Maryann Tobin

Voter ID laws are beginning to fall as judges declare them discriminatory and illegal. Both Texas and Florida voter ID laws met defeat on Thursday with court rulings.

In Texas, a panel of three U.S. federal court judges called the new voter ID law too "strict" and placed an unfair burden on the poor.

Today's decision marks the second defeat for Texas voter ID laws. In March, the U.S. Justice Department ruled that it had a disproportionate effect on "minorities," particularly Hispanics.

Florida suffered a similar defeat on Wednesday as the Republican efforts to penalize voter registration were found to be unreasonable and unfair.

MSNBC reported on the ruling this way:

"A federal judge said Wednesday he would permanently remove harsh restrictions on third-party voter registration groups that have handicapped registration efforts in Florida this year.

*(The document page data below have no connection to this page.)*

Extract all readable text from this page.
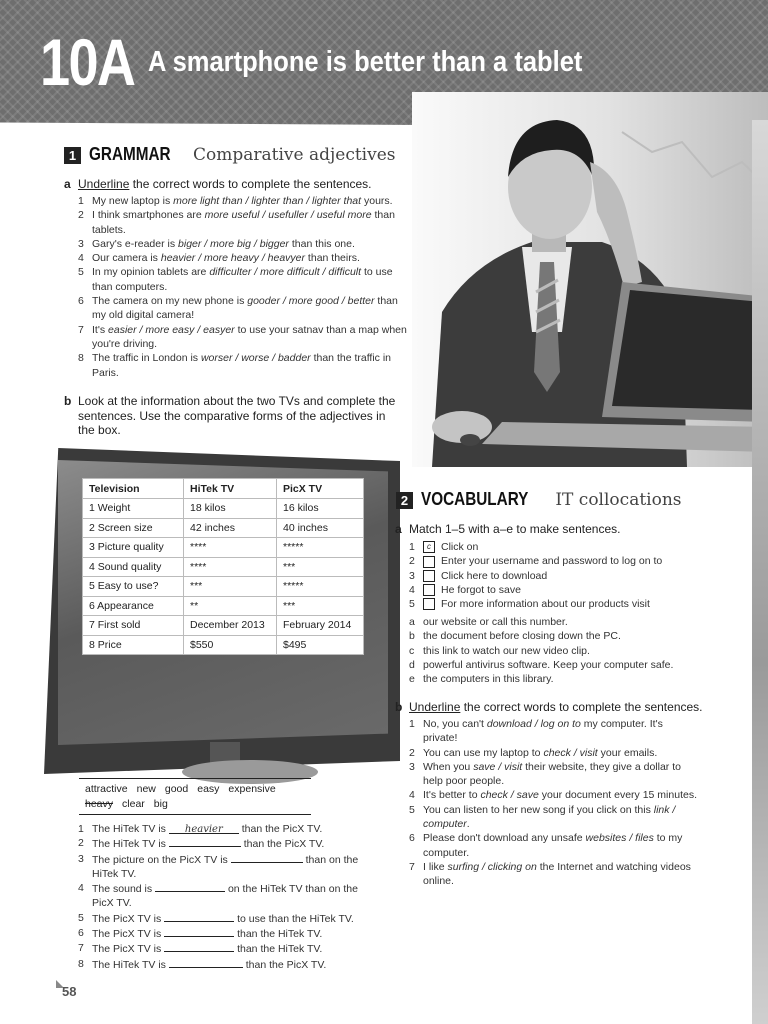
10A A smartphone is better than a tablet
1 GRAMMAR Comparative adjectives
a Underline the correct words to complete the sentences.
1 My new laptop is more light than / lighter than / lighter that yours.
2 I think smartphones are more useful / usefuller / useful more than tablets.
3 Gary's e-reader is biger / more big / bigger than this one.
4 Our camera is heavier / more heavy / heavyer than theirs.
5 In my opinion tablets are difficulter / more difficult / difficult to use than computers.
6 The camera on my new phone is gooder / more good / better than my old digital camera!
7 It's easier / more easy / easyer to use your satnav than a map when you're driving.
8 The traffic in London is worser / worse / badder than the traffic in Paris.
b Look at the information about the two TVs and complete the sentences. Use the comparative forms of the adjectives in the box.
Television	HiTek TV	PicX TV
1 Weight	18 kilos	16 kilos
2 Screen size	42 inches	40 inches
3 Picture quality	****	*****
4 Sound quality	****	***
5 Easy to use?	***	*****
6 Appearance	**	***
7 First sold	December 2013	February 2014
8 Price	$550	$495
attractive new good easy expensive
heavy clear big
1 The HiTek TV is heavier than the PicX TV.
2 The HiTek TV is	than the PicX TV.
3 The picture on the PicX TV is	than on the HiTek TV.
4 The sound is	on the HiTek TV than on the PicX TV.
5 The PicX TV is	to use than the HiTek TV.
6 The PicX TV is	than the HiTek TV.
7 The PicX TV is	than the HiTek TV.
8 The HiTek TV is	than the PicX TV.
2 VOCABULARY IT collocations
a Match 1–5 with a–e to make sentences.
1 c Click on
2 Enter your username and password to log on to
3 Click here to download
4 He forgot to save
5 For more information about our products visit
a our website or call this number.
b the document before closing down the PC.
c this link to watch our new video clip.
d powerful antivirus software. Keep your computer safe.
e the computers in this library.
b Underline the correct words to complete the sentences.
1 No, you can't download / log on to my computer. It's private!
2 You can use my laptop to check / visit your emails.
3 When you save / visit their website, they give a dollar to help poor people.
4 It's better to check / save your document every 15 minutes.
5 You can listen to her new song if you click on this link / computer.
6 Please don't download any unsafe websites / files to my computer.
7 I like surfing / clicking on the Internet and watching videos online.
58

U.S. District Judge Robert L. Hinkle said he would grant a motion to permanently remove the restrictions once he receives confirmation that a federal appeals court has dismissed the case (the state of Florida has agreed to dismiss their appeal).

“The suit was originally filed back in December by the League of Women Voters of Florida, Rock the Vote, and the Florida Public Interest Research Group Education Fund. The Justice Department opposed the restrictions in a separate lawsuit."

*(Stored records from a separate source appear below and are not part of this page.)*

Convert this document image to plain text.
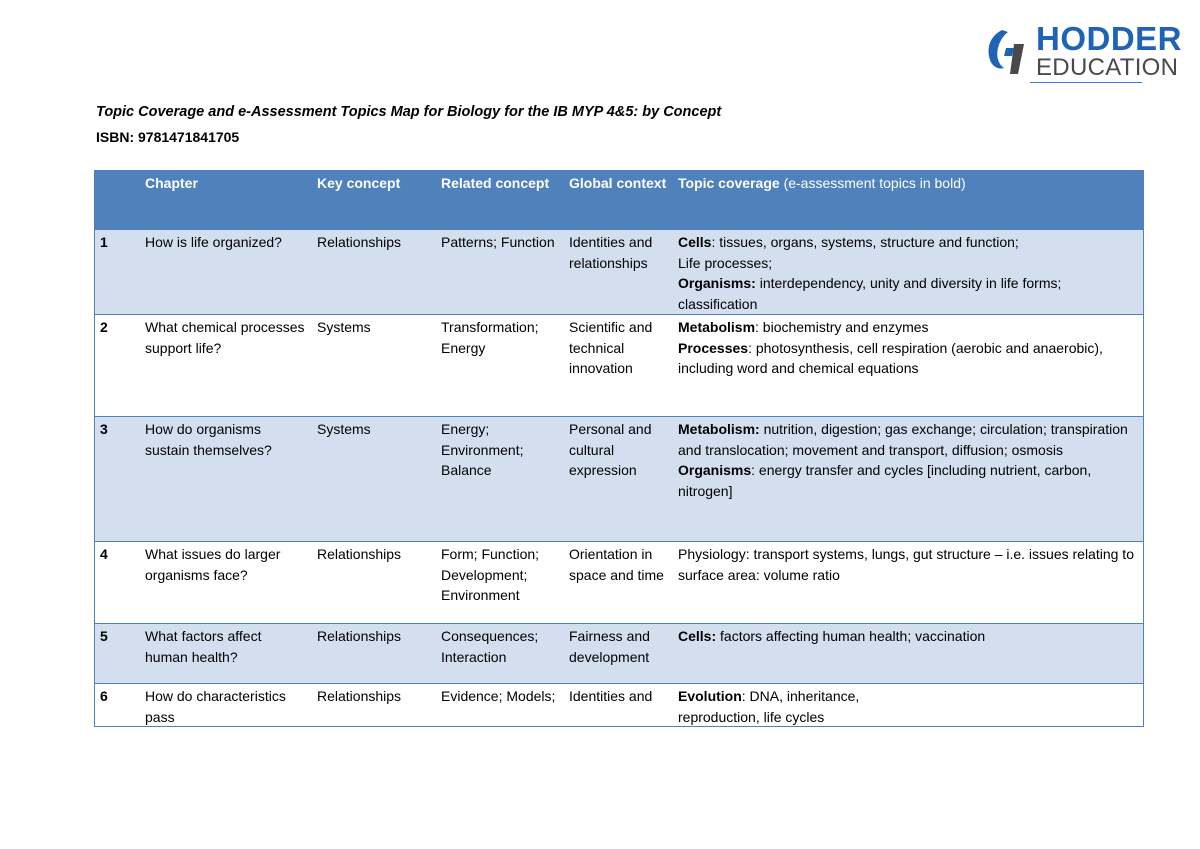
HODDER
EDUCATION
Topic Coverage and e-Assessment Topics Map for Biology for the IB MYP 4&5: by Concept
ISBN: 9781471841705
	Chapter	Key concept	Related concept	Global context	Topic coverage (e-assessment topics in bold)
1	How is life organized?	Relationships	Patterns; Function	Identities and relationships	Cells: tissues, organs, systems, structure and function;

Life processes;

Organisms: interdependency, unity and diversity in life forms; classification

2	What chemical processes support life?	Systems	Transformation; Energy	Scientific and technical innovation	Metabolism: biochemistry and enzymes

Processes: photosynthesis, cell respiration (aerobic and anaerobic), including word and chemical equations

3	How do organisms sustain themselves?	Systems	Energy; Environment; Balance	Personal and cultural expression	Metabolism: nutrition, digestion; gas exchange; circulation; transpiration and translocation; movement and transport, diffusion; osmosis

Organisms: energy transfer and cycles [including nutrient, carbon, nitrogen]

4	What issues do larger organisms face?	Relationships	Form; Function; Development; Environment	Orientation in space and time	Physiology: transport systems, lungs, gut structure – i.e. issues relating to surface area: volume ratio

5	What factors affect human health?	Relationships	Consequences; Interaction	Fairness and development	Cells: factors affecting human health; vaccination

6	How do characteristics pass	Relationships	Evidence; Models;	Identities and	Evolution: DNA, inheritance,

reproduction, life cycles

Republican-led state legislatures have been leading the charge on voter suppression, which has spread to more than 30 states.

Other efforts to suppress voting rights include shortening or eliminating early voting hours.

Ohio went so far as to try to have longer early voting hours only in Republican districts. However, under intense public pressure to end what appeared to be an obvious effort to suppress only votes from Democrats, Jon Husted, the Ohio secretary of state, agreed to adopt standardized early voting hours, which cut all weekend voting.

But Ohio remains a hot seat for the voter suppression controversy. On Tuesday, two Democratic voting officials were fired for defending voting rights.

"Democrats on the Montgomery County elections board, an area which includes Democratic-leaning Dayton, voted to allow weekend voting after Husted's directive was issued. Their votes were balanced by two Republican board members who opposed the change and the idea did not progress toward implementation. After reviewing a report from an August 20 hearing on the case, Husted decided to fire the Democrats," according to the Chicago Tribune.

Voter ID laws have been pushed in Republican-controlled statehouses under claims that voter impersonation is a huge problem. However the facts do not support those claims. The U.S. Justice Department prosecuted only 86 cases of voter fraud between 2002 and 2007, out of 300 million votes.